High Taxes Put State in a Place of Honor Over God

[This column was published November 26, 1998 in The Daily Oklahoman.]

Three thousand years ago, the Israeli political leader Samuel, describing what a tyrannical government would look like, solemnly forewarned the people it would seize – brace yourself – a whopping 10 percent of their income!

Today, of course, governments in the land of the free think nothing of commandeering much more than that. According to the Tax Foundation, the average Oklahoman's total tax rate in 1998 is 32.3 percent (of which state and local taxes account for 10.7 percent).

A tax bite this severe should give us pause for one simple reason: human governors are presuming to set themselves in a place of honor far above the governor of the universe. After all, Joseph Sobran reminds us, "the good Lord asks only 10 percent, lacking as he does liberalism's ambition."

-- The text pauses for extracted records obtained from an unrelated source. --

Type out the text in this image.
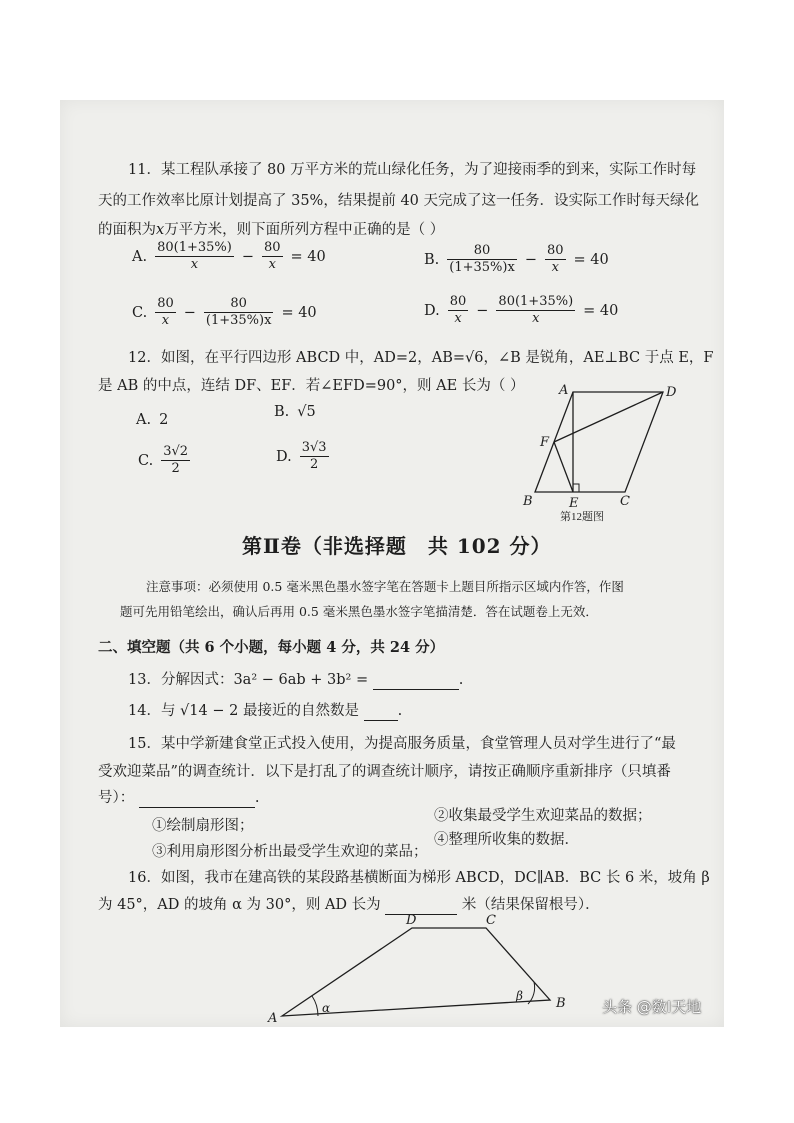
11．某工程队承接了 80 万平方米的荒山绿化任务，为了迎接雨季的到来，实际工作时每
天的工作效率比原计划提高了 35%，结果提前 40 天完成了这一任务．设实际工作时每天绿化
的面积为x万平方米，则下面所列方程中正确的是（ ）
A. $\frac{80(1+35\%)}{x} - \frac{80}{x} = 40$	B. $\frac{80}{(1+35\%)x} - \frac{80}{x} = 40$
C. $\frac{80}{x} - \frac{80}{(1+35\%)x} = 40$	D. $\frac{80}{x} - \frac{80(1+35\%)}{x} = 40$
12．如图，在平行四边形 ABCD 中，AD=2，AB=√6，∠B 是锐角，AE⊥BC 于点 E，F
是 AB 的中点，连结 DF、EF．若∠EFD=90°，则 AE 长为（ ）
A. 2	B. √5
C. $\frac{3√2}{2}$	D. $\frac{3√3}{2}$
A	D
F
B	E	C
第12题图
第Ⅱ卷（非选择题　共 102 分）
注意事项：必须使用 0.5 毫米黑色墨水签字笔在答题卡上题目所指示区域内作答，作图
题可先用铅笔绘出，确认后再用 0.5 毫米黑色墨水签字笔描清楚．答在试题卷上无效．
二、填空题（共 6 个小题，每小题 4 分，共 24 分）
13．分解因式：3a² − 6ab + 3b² =	.
14．与 √14 − 2 最接近的自然数是	.
15．某中学新建食堂正式投入使用，为提高服务质量，食堂管理人员对学生进行了“最
受欢迎菜品”的调查统计．以下是打乱了的调查统计顺序，请按正确顺序重新排序（只填番
号）：	.
①绘制扇形图；
②收集最受学生欢迎菜品的数据；
③利用扇形图分析出最受学生欢迎的菜品；
④整理所收集的数据．
16．如图，我市在建高铁的某段路基横断面为梯形 ABCD，DC∥AB．BC 长 6 米，坡角 β
为 45°，AD 的坡角 α 为 30°，则 AD 长为	米（结果保留根号）．
A
B
C
D
α
β
头条 @数I天地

Where our treasure is, there will our hearts be also. If $7,152 – per capita total taxes in Oklahoma this year – of my treasure goes to the state, the state can tend to become a false god. Instead of looking to our Father to give us our daily bread, we begin to look to the state. ("After all, I paid my taxes!")

"The paternal state not only feeds its children," writes scholar Herbert Schlossberg, "but nurtures, educates, comforts and disciplines them, providing all they need for their security. This appears to be a mildly insulting way to treat adults, but is really a great crime because it transforms the state from being a gift of God, given to protect us against violence, into an idol."

The state (like the family and the church) is an important, God-ordained institution. But it must curb its paternal and messianic impulses, and concentrate on securing our rights to life, liberty, and property. Only then can our tax rate be brought down to earth.